Fort Wayne tourism efforts to target national conventions, genealogy and sports in 2018
Visit Fort Wayne President and CEO Dan O'Connell has some ideas about how the area can boost tourism in 2018.
LOCAL NEWS
OCT 19, 2017
KEVIN LEININGER
kleininger@news-sentinel.com
Tourism is a 5.8 million-visitor, $576 million industry for Fort Wayne and Allen County, and the city’s leading marketing agency hopes to increase those numbers next year by stressing three opportunities for growth.
“We’ll be doing everything we’ve been doing (in 2018), but with more emphasis on areas of opportunity,” said Visit Fort Wayne President and CEO Dan O’Connell, who believes boosting efforts to attract national conventions, sporting events and visitors to the Allen County Public library’s world-renowned genealogy section could help increase tourism by about 2.5 percent.

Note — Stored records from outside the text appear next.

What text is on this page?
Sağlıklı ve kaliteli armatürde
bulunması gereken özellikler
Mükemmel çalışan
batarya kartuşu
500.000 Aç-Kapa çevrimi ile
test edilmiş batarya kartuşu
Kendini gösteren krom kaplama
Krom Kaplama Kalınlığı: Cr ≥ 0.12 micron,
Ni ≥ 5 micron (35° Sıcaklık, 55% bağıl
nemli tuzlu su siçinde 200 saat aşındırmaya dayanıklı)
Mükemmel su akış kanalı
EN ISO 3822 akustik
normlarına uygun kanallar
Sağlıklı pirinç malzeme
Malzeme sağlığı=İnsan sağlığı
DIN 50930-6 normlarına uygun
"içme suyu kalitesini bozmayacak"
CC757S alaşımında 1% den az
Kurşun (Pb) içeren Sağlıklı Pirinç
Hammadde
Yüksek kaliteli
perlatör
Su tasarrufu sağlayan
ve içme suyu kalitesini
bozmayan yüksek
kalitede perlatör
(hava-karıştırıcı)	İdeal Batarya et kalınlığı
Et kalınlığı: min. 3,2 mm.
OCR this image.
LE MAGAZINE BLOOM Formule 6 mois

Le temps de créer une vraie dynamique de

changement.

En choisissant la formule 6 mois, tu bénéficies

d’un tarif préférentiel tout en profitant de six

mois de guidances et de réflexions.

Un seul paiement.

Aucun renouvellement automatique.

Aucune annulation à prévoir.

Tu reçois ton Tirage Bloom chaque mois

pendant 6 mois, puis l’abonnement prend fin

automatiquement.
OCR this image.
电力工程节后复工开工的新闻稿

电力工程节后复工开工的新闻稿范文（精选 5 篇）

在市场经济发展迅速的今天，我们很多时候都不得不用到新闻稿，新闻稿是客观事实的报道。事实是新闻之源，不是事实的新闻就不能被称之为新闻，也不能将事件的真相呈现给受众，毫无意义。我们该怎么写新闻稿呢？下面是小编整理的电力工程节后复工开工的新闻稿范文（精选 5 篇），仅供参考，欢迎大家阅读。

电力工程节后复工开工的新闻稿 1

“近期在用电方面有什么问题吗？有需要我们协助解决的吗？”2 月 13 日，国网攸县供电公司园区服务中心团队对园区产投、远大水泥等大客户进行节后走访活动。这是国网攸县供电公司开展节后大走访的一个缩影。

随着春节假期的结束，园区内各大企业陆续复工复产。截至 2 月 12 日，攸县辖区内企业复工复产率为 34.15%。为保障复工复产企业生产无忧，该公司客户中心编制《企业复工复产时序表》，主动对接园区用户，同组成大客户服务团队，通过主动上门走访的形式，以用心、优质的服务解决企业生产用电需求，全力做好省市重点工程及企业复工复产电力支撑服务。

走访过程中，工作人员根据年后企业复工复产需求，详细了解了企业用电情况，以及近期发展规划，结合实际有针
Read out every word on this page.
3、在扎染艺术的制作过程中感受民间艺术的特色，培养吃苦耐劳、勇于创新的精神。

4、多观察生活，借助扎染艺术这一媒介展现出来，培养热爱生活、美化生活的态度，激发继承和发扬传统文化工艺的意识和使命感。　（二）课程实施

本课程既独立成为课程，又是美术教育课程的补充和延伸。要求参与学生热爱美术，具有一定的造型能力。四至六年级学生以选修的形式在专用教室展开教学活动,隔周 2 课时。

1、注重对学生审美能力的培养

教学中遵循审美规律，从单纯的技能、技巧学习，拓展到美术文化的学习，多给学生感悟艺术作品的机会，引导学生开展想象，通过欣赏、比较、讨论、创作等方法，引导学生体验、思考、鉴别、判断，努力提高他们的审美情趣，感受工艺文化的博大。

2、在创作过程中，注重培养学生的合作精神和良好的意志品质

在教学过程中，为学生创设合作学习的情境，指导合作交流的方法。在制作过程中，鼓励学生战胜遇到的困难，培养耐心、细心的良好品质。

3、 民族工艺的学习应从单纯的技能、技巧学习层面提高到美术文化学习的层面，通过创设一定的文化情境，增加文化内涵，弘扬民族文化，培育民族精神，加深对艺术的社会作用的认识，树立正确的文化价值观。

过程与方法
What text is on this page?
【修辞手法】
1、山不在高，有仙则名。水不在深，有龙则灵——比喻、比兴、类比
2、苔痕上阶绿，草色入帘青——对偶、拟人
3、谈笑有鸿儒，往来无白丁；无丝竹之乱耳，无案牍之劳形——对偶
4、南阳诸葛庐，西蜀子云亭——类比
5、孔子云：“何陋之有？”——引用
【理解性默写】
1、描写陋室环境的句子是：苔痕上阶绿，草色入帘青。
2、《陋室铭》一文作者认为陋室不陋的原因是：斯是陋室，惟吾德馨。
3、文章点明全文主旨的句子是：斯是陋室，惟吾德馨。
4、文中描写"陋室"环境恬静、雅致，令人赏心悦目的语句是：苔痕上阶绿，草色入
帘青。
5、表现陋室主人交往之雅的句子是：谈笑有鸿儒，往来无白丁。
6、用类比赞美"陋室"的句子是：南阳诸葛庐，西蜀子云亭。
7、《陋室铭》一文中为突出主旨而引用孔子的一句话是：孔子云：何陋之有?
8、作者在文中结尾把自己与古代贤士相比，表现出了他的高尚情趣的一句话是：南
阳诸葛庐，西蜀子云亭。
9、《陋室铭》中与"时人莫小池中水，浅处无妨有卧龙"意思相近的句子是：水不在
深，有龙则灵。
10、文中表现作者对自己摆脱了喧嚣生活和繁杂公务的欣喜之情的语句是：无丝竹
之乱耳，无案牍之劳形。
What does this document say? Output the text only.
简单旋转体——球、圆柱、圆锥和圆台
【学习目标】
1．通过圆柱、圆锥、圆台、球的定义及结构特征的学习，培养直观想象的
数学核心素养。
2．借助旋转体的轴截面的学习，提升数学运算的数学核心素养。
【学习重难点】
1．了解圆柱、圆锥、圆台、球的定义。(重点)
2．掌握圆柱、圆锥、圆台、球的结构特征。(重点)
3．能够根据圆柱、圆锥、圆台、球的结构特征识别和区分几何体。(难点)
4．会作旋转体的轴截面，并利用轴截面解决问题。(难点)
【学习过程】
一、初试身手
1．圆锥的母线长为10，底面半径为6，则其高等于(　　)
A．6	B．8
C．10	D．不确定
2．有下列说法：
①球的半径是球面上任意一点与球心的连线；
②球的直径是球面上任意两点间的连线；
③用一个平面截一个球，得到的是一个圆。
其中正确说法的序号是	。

O’Connell told the Capital Improvement Board Thursday the city has already landed a 400-athlete national “adaptive sports” event next year for athletes with disabilities to be hosted by Carroll and Homestead high schools and the Turnstone Center For Children and Adults with Disabilities.
About 65,000 people visit the library’s genealogy section annually but O’connell would like to boost that to 100,000. To that end, Visit Fort Wayne’s 2018 budget adds an employee to promote genealogy-related events.
As for national conventions, Visit Fort Wayne normally attends eight events at which such conventions are marketed but will boost that to nine next year. Visit Fort Wayne will also work more closely with a Chicago convention broker to boost its chance of success.
Downtown Fort Wayne can accommodate conventions of up to about 2,000 people, in part because of the available number of meeting and hotel rooms close to the Grand Wayne Center. Fort Wayne has about 5,000 hotel rooms, including about 500 downtown, with seven more planned. At least two of those are downtown, and as they come on line Fort Wayne’s ability to compete for national conventions will grow, O’Connell said.
Currently, hotel occupancy is at its highest rate ever, reaching about 77 percent in August and September. That’s important, he said, because the hotel tax supports both the Grand Wayne Center and visit Fort Wayne, which has a proposed 2018 budget of about $2.04 million and anticipates a $150,000 operating deficit to be covered by reserves.
Although Fort Wayne is the state’s second-largest city, tourism agencies in six other cities have larger budgets. That’s one reason O’Connell said Visit Fort Wayne will continue to ask the Indiana Legislature to increase in the 7 percent hotel tax.